C’est sous cette étiquette qu’en janvier 2019, en pleine crise des gilets jaunes, il est désigné pour animer le grand débat national en binôme avec Emmanuelle Wargon, alors secrétaire d’État. Par ces fonctions, il porte au nom du deuxième gouvernement d’Edouard Philippe la loi « Engagement et proximité » visant à renforcer le statut des élus locaux pour « valoriser l’engagement des élus locaux ».

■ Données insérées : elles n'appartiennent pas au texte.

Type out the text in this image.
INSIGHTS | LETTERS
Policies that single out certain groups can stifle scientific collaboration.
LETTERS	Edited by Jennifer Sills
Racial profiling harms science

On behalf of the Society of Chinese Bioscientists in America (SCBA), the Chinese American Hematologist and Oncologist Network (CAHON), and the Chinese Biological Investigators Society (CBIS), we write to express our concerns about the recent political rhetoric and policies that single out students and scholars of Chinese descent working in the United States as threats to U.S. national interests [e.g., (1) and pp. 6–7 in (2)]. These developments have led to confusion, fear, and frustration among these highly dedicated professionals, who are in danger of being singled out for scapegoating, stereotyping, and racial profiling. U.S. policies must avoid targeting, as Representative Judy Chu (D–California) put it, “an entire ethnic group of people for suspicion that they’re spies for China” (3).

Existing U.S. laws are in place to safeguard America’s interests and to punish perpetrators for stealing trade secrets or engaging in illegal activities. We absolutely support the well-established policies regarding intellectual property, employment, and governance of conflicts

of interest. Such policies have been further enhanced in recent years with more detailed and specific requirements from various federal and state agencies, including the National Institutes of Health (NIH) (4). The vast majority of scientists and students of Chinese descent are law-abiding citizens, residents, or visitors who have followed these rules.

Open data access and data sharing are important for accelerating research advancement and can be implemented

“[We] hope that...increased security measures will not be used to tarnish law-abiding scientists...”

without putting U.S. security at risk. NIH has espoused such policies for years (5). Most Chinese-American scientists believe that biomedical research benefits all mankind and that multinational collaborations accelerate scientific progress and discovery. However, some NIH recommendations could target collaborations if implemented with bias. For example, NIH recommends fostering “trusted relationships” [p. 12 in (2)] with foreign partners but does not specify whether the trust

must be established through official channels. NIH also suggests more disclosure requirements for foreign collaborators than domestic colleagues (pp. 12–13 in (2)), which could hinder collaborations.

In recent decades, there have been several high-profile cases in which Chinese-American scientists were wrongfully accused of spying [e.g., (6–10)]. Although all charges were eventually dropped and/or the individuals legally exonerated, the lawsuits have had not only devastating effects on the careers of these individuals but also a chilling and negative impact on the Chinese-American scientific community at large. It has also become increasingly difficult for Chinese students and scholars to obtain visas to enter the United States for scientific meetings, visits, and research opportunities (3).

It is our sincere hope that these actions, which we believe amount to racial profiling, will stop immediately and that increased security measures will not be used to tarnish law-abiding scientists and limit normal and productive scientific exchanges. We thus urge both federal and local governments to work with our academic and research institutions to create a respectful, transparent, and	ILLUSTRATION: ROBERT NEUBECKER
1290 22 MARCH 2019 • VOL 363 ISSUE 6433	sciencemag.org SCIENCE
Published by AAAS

Des relations cordiales avec le RN
En juillet 2020, Sébastien Lecornu devient ministre des Outre-mer, cette fois dans le gouvernement de Jean Castex. Une nomination critiquée à l’époque. Depuis 2009, aucun non-ultramarin n’avait été nommé à ce poste. « Plus d’ultramarin au ministère des Outre-mer : vive le temps des colonies ! », avait réagi Younous Omarjee, député européen LFI. En novembre 2021, , pressé par les élus locaux, il ouvre la voie à une autonomie de la Guadeloupe. « D’après eux, la Guadeloupe pourrait mieux se gérer d’elle-même. Ils souhaitent moins d’égalité avec l’Hexagone, plus de liberté de décision par les décideurs locaux. Le gouvernement est prêt à en parler, il n’y a pas de mauvais débats du moment que ces débats servent à résoudre les vrais problèmes du quotidien des Guadeloupéens », indiquait-il à l’époque.
À partir de mai 2022, et jusqu’à son arrivée à Matignon, Sébastien Lecornu est ministre des Armées. À seulement 35 ans à cette prise de fonction, il devient la personnalité la plus jeune à avoir occupé ce poste depuis 1792 et Pierre Auguste Lajard, officier de l’Ancien régime et ministre de la Guerre pendant quelques mois. En avril 2023, il présente une loi de programmation militaire prévoyant un doublement du financement des armées avec l’objectif de les doter de 300 000 soldats. Des annonces dénoncées par le PCF : « Le budget de la Défense occupera alors la place hautement symbolique de premier budget de l’État, devant celui de l’Éducation, de la Santé ou de la Justice. Il sera aussi vingt fois supérieur à celui de la diplomatie, signal inquiétant de la prédominance accordée au recours à la force. »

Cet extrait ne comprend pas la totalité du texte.